Gli Stati Uniti stanno utilizzando un’alternanza di strumenti politici, aperture e pressioni coercitive per spingere Cuba a cambiare rotta e aprire al dialogo con Washington, cinque mesi dopo che la caduta di Nicolas Maduro in Venezuela ha inaugurato la fase forse più critica per L’Avana dalla presa del potere di Fidel Castro nel 1959, che segnò l’inizio sostanziale della competizione tra i due Paesi americani. Negli ultimi giorni, mentre Cuba comunicava di essere rimasta a secco di diesel e olio combustibile per il prolungato embargo energetico che la sta sostanzialmente stritolando e ha prodotto gravi conseguenze anche sul sistema sanitario, Washington ha fatto le sue mosse.
Il 13 maggio Marco Rubio, Segretario di Stato del presidente Donald Trump e principale fautore del rovesciamento del regime socialista di L’Avana, ha ribadito l’offerta di 100 milioni di dollari di assistenza umanitaria alla popolazione cubana, chiedendo che Ong ritenute affidabili e la Chiesa Cattolica si facciano carico in luogo del regime cubano dell’aiuto ai bisognosi. Una mossa di cinica pressione politica, dato che i problemi umanitari, al netto dell’indubbiamente problematica gestione politica da parte del governo, sono stati enormemente acuiti dall’attivo programma di blocco economico condotto da Washington, promosso tanto tramite il pluridecennale embargo quanto per mezzo del suo rafforzamento dall’inizio del 2026, che ha preso le forme di un vero e proprio strangolamento.

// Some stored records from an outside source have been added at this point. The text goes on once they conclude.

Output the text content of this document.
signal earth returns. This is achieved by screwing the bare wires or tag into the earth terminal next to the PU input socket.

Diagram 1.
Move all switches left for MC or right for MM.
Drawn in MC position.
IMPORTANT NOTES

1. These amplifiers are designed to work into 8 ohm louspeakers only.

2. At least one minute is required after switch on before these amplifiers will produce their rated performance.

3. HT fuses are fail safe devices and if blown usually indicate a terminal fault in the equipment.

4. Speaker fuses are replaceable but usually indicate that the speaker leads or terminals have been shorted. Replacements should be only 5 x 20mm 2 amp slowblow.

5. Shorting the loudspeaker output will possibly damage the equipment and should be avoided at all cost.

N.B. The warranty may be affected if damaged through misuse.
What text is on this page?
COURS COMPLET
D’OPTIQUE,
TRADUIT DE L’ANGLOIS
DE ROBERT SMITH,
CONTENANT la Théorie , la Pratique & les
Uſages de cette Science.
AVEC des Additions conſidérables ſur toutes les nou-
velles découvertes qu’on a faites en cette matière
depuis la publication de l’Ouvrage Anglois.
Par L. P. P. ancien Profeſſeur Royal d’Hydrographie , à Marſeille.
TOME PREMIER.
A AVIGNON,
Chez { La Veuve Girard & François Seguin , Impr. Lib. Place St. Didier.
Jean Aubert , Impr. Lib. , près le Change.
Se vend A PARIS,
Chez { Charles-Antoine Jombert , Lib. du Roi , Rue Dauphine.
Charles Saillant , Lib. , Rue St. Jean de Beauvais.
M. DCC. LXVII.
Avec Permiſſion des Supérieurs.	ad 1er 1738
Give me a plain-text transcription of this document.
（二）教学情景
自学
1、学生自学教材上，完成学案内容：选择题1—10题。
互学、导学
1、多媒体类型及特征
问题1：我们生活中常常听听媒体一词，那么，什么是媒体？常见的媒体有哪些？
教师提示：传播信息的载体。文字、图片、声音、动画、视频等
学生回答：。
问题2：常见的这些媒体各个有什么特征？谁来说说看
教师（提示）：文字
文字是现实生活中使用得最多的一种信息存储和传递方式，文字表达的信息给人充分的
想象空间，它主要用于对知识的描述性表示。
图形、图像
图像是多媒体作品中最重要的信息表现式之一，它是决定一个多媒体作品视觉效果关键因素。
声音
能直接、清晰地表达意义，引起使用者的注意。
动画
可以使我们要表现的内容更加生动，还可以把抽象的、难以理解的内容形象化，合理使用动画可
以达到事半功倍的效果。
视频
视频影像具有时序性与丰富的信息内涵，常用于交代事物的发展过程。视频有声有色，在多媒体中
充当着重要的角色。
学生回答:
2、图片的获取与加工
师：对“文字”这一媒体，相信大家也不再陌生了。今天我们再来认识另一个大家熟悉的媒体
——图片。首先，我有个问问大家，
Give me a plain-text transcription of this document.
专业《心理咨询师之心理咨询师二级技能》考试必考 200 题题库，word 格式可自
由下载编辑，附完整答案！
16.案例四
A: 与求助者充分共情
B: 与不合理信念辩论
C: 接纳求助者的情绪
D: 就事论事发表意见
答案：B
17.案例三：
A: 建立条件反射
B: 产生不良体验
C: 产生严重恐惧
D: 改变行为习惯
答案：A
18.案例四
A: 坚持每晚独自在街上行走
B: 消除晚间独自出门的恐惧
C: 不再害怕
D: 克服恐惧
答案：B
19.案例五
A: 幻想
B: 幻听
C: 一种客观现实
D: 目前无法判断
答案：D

Il fatto cheil presidente Miguel Diaz-Canel non abbia chiuso esplicitamente all’offerta espressa da Rubio ne palesa la fragilità politica: nelle ultime settimane, più volte la popolazione civile si è riversata a protestare in strada, reclamando soprattutto risposte alle interruzioni energetiche, ai continui blackout, all’indisponibilità di carburante che blocca sostanzialmente ogni attività quotidiana. E anche se la responsabilità più grave per tutto ciò ricade indubbiamente sullo stritolante processo di assedio statunitense, non si può certamente negare che è comprensibile che sia il governo cubano a subire il rinculo di questo stato di malessere sotto forma di proteste e manifestazioni. Questo fatto è pesantemente scontato dal governo cubano nella sua capacità negoziale. Colloqui diretti con gli Stati Uniti si sono saltuariamente svolti nei mesi scorsi senza un’agenda precisa, ma è da segnalare come rilevante la recente visita del direttore della Cia John Ratcliffe sull’isla Grande, con l’obiettivo di trasmettere i desiderata di Washington e mandare un bonario ultimatum a Diaz-Canel e ai suoi.
Ratcliffe ha visitato L’Avana giovedì, dopo l’offerta di Rubio, facendosi latore di una missiva in cui Trump propone colloqui aperti, franchi e diretti con Cuba qualora Diaz-Canel e il suo governo aprissero a profonde riforme economiche e sociali. “Ratcliffe ha anche discusso di cooperazione nell’intelligence, stabilità economica e questioni di sicurezza”, nota il Financial Times, incontrando anche il Ministro dell’Interno Lázaro Álvarez Casas.
Il Ft aggiunge che “Cuba ha dichiarato di essere aperta a discutere di democrazia, diritti umani, affari e cooperazione con gli Stati Uniti su migrazione e traffico di droga”, ma non sull’impianto istituzionale dello Stato. Per Trump, un cambio di regime a Cuba potrebbe essere un obiettivo perseguibile con l’aspettativa di conquistare un risultato concreto in un 2026 avaro di soddisfazioni politiche interne ed internazionali e per dare continuità alla dottrina di sicurezza nazionale prospettante la “sicurezza emisferica” nelle Americhe come obiettivo strategico della superpotenza.
In America Latina, sostanzialmente, non devono più insidiarsi potenziali nemici di Washington. Cuba, e in misura minore il Nicaragua, sono due delle ultime nazioni che per gli Usa escono da questo seminato, anche per il rapporto profondo di L’Avana con Russia e Cina. Geopolitica, pressioni diplomatiche e uso strategico della leva umanitaria si combinano mentre gli Usa rafforzano una competizione che avrebbe tutti i contorni per essere un relitto della Guerra Fredda facilmente emendabile se non portasse con sé una coda di pressioni ideologiche e storiche che l’hanno resa sempre più aspra. E, nel frattempo, chi soffre maggiormente è una popolazione civile cubana ormai allo stremo.